Something about trying to recreate that dreaminess on film seems like an exercise in futility. Billy Bob Thornton tries, fails some of the time, and succeeds often enough to make the film worth watching. It will not replace the reading of the book, because the book, by leaving so much unsaid, tells a much fuller and finally more interesting story.
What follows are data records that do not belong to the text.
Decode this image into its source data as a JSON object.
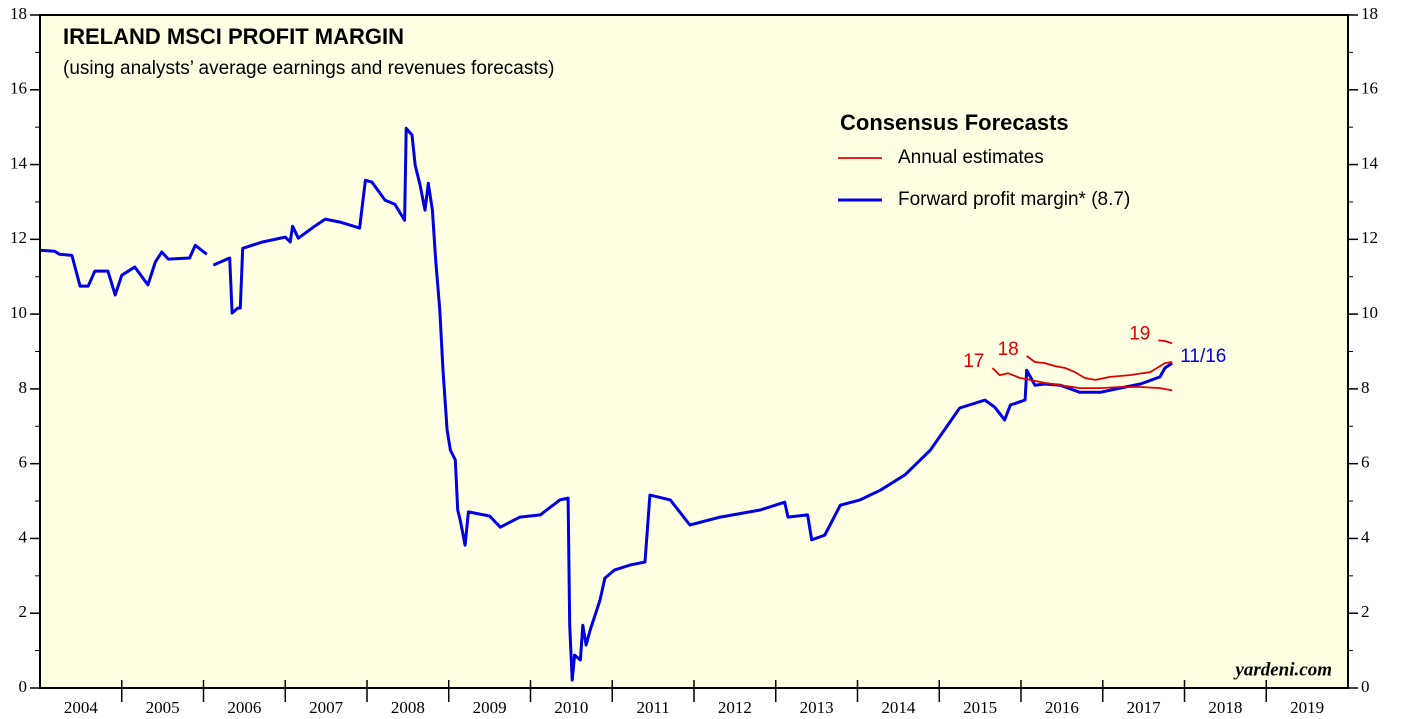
{
  "chart_data": {
    "type": "line",
    "title": "IRELAND MSCI PROFIT MARGIN",
    "subtitle": "(using analysts’ average earnings and revenues forecasts)",
    "source": "yardeni.com",
    "legend": {
      "title": "Consensus Forecasts",
      "entries": [
        {
          "label": "Annual estimates",
          "color": "#e00000"
        },
        {
          "label": "Forward profit margin* (8.7)",
          "color": "#0000e6"
        }
      ]
    },
    "xlim": [
      2004,
      2020
    ],
    "xticks": [
      {
        "value": 2004.5,
        "label": "2004"
      },
      {
        "value": 2005.5,
        "label": "2005"
      },
      {
        "value": 2006.5,
        "label": "2006"
      },
      {
        "value": 2007.5,
        "label": "2007"
      },
      {
        "value": 2008.5,
        "label": "2008"
      },
      {
        "value": 2009.5,
        "label": "2009"
      },
      {
        "value": 2010.5,
        "label": "2010"
      },
      {
        "value": 2011.5,
        "label": "2011"
      },
      {
        "value": 2012.5,
        "label": "2012"
      },
      {
        "value": 2013.5,
        "label": "2013"
      },
      {
        "value": 2014.5,
        "label": "2014"
      },
      {
        "value": 2015.5,
        "label": "2015"
      },
      {
        "value": 2016.5,
        "label": "2016"
      },
      {
        "value": 2017.5,
        "label": "2017"
      },
      {
        "value": 2018.5,
        "label": "2018"
      },
      {
        "value": 2019.5,
        "label": "2019"
      }
    ],
    "ylim": [
      0,
      18
    ],
    "yticks": [
      0,
      2,
      4,
      6,
      8,
      10,
      12,
      14,
      16,
      18
    ],
    "minor_yticks": [
      1,
      3,
      5,
      7,
      9,
      11,
      13,
      15,
      17
    ],
    "series": [
      {
        "name": "Forward profit margin* (8.7)",
        "end_label": "11/16",
        "color": "#0000e6",
        "x": [
          2004.0,
          2004.18,
          2004.24,
          2004.39,
          2004.49,
          2004.59,
          2004.67,
          2004.83,
          2004.92,
          2005.0,
          2005.16,
          2005.32,
          2005.41,
          2005.49,
          2005.57,
          2005.83,
          2005.9,
          2006.04,
          2006.08,
          2006.12,
          2006.32,
          2006.35,
          2006.42,
          2006.45,
          2006.48,
          2006.72,
          2007.0,
          2007.06,
          2007.09,
          2007.16,
          2007.36,
          2007.49,
          2007.67,
          2007.91,
          2007.98,
          2008.06,
          2008.22,
          2008.34,
          2008.46,
          2008.48,
          2008.55,
          2008.59,
          2008.65,
          2008.71,
          2008.75,
          2008.8,
          2008.84,
          2008.89,
          2008.93,
          2008.98,
          2009.02,
          2009.08,
          2009.11,
          2009.14,
          2009.2,
          2009.24,
          2009.5,
          2009.63,
          2009.87,
          2010.12,
          2010.36,
          2010.46,
          2010.48,
          2010.51,
          2010.54,
          2010.61,
          2010.64,
          2010.68,
          2010.73,
          2010.85,
          2010.91,
          2011.03,
          2011.22,
          2011.4,
          2011.46,
          2011.71,
          2011.95,
          2012.32,
          2012.81,
          2013.11,
          2013.15,
          2013.39,
          2013.44,
          2013.6,
          2013.79,
          2014.03,
          2014.28,
          2014.58,
          2014.89,
          2015.25,
          2015.56,
          2015.68,
          2015.8,
          2015.87,
          2016.05,
          2016.07,
          2016.17,
          2016.29,
          2016.48,
          2016.72,
          2016.97,
          2017.21,
          2017.46,
          2017.7,
          2017.76,
          2017.85
        ],
        "values": [
          11.71,
          11.68,
          11.6,
          11.57,
          10.75,
          10.75,
          11.15,
          11.15,
          10.51,
          11.04,
          11.26,
          10.78,
          11.39,
          11.66,
          11.47,
          11.5,
          11.84,
          11.6,
          null,
          11.31,
          11.5,
          10.03,
          10.16,
          10.16,
          11.76,
          11.93,
          12.06,
          11.93,
          12.35,
          12.03,
          12.35,
          12.54,
          12.46,
          12.3,
          13.58,
          13.53,
          13.05,
          12.94,
          12.51,
          14.97,
          14.79,
          13.98,
          13.45,
          12.78,
          13.5,
          12.78,
          11.44,
          10.11,
          8.5,
          6.9,
          6.36,
          6.1,
          4.76,
          4.49,
          3.82,
          4.71,
          4.6,
          4.3,
          4.57,
          4.63,
          5.03,
          5.08,
          1.68,
          0.21,
          0.88,
          0.75,
          1.68,
          1.15,
          1.55,
          2.35,
          2.94,
          3.16,
          3.29,
          3.37,
          5.16,
          5.03,
          4.36,
          4.57,
          4.76,
          4.97,
          4.57,
          4.63,
          3.96,
          4.09,
          4.89,
          5.03,
          5.29,
          5.7,
          6.36,
          7.49,
          7.7,
          7.51,
          7.17,
          7.57,
          7.7,
          8.5,
          8.1,
          8.13,
          8.1,
          7.91,
          7.91,
          8.02,
          8.13,
          8.32,
          8.56,
          8.69
        ]
      },
      {
        "name": "17",
        "color": "#e00000",
        "x": [
          2015.65,
          2015.74,
          2015.84,
          2015.99,
          2016.11,
          2016.29,
          2016.48,
          2016.72,
          2016.97,
          2017.21,
          2017.46,
          2017.7,
          2017.85
        ],
        "values": [
          8.56,
          8.37,
          8.42,
          8.29,
          8.24,
          8.16,
          8.1,
          8.02,
          8.02,
          8.05,
          8.05,
          8.02,
          7.96
        ]
      },
      {
        "name": "18",
        "color": "#e00000",
        "x": [
          2016.07,
          2016.17,
          2016.29,
          2016.42,
          2016.54,
          2016.66,
          2016.78,
          2016.91,
          2017.09,
          2017.33,
          2017.58,
          2017.76,
          2017.85
        ],
        "values": [
          8.88,
          8.72,
          8.69,
          8.61,
          8.56,
          8.45,
          8.29,
          8.24,
          8.32,
          8.37,
          8.45,
          8.69,
          8.72
        ]
      },
      {
        "name": "19",
        "color": "#e00000",
        "x": [
          2017.68,
          2017.76,
          2017.85
        ],
        "values": [
          9.3,
          9.28,
          9.22
        ]
      }
    ]
  }
}
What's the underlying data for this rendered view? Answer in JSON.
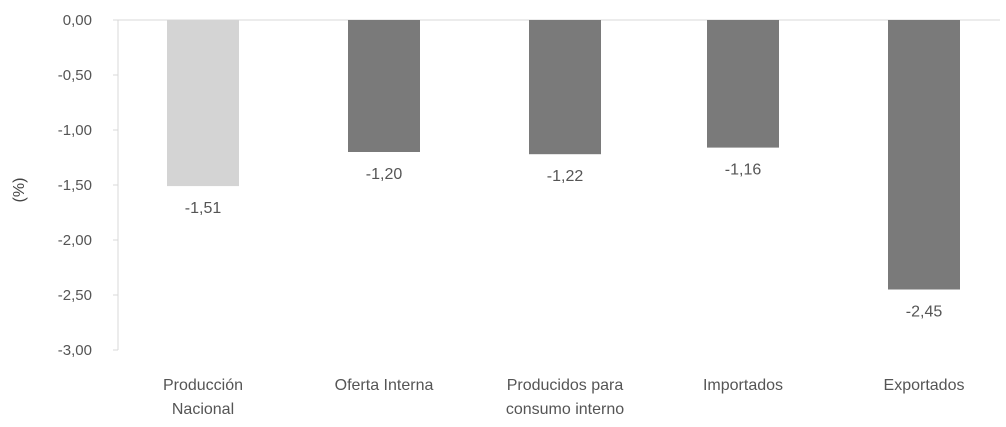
{
  "chart_data": {
    "type": "bar",
    "categories": [
      [
        "Producción",
        "Nacional"
      ],
      [
        "Oferta Interna"
      ],
      [
        "Producidos para",
        "consumo interno"
      ],
      [
        "Importados"
      ],
      [
        "Exportados"
      ]
    ],
    "values": [
      -1.51,
      -1.2,
      -1.22,
      -1.16,
      -2.45
    ],
    "data_labels": [
      "-1,51",
      "-1,20",
      "-1,22",
      "-1,16",
      "-2,45"
    ],
    "bar_colors": [
      "#d4d4d4",
      "#7a7a7a",
      "#7a7a7a",
      "#7a7a7a",
      "#7a7a7a"
    ],
    "title": "",
    "xlabel": "",
    "ylabel": "(%)",
    "ylim": [
      -3.0,
      0.0
    ],
    "yticks": [
      0.0,
      -0.5,
      -1.0,
      -1.5,
      -2.0,
      -2.5,
      -3.0
    ],
    "ytick_labels": [
      "0,00",
      "-0,50",
      "-1,00",
      "-1,50",
      "-2,00",
      "-2,50",
      "-3,00"
    ],
    "grid": false,
    "legend": "none"
  }
}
It is 1949. John Grady Cole's (Matt Damon) mother sells their Texas ranch to an oil company, and Cole and his friend Lacey Rawlins (Henry Thomas), in search of a lost time when it was enough to ride on the open range, journey to Mexico, hoping to see the sights and work as ranch hands on one of the sprawling rancheros that still exist south of the border. That was a long sentence. Anyway, they meet up with Jimmy Blevins (Lucas Black), who looks like trouble and turns out to be, riding a horse that's too good for him. He wants to ride with them, and they let him, against Lacey's wishes. Cole is the dreamer, and Lacey is the practical one. Jimmy's horse runs off during a thunderstorm, carrying his clothes and gun. They encounter the horse in a dusty town, Blevins sees his gun in another man's pocket, and they decide to steal the horse back, all against Lacey's wishes. Lacey is the smart one. During the chaos that surrounds the theft, Blevins gets separated, and the other two journey on, ending up on Don Villarael's (Ruben Blades) ranchero. They get jobs breaking horses, and Cole meets Alejandra (Penelope Cruz), the beautiful daughter of Villarael and the one person Cole is supposed to stay away from. Because they're young and naive, they fall in love. This causes a great deal of trouble, and the pair end up in prison as the accomplices of Jimmy Blevins, murderer.

The camaraderie that exists between Lacey and Cole is real. It's the high point of the film, really the main reason to watch it. Much of the acting is good, especially Blades and Damon, but Penelope Cruz continues to puzzle me: why is she a movie star? Thornton's direction is too hesitant at times, and he sometimes fumbles the transitions between scenes.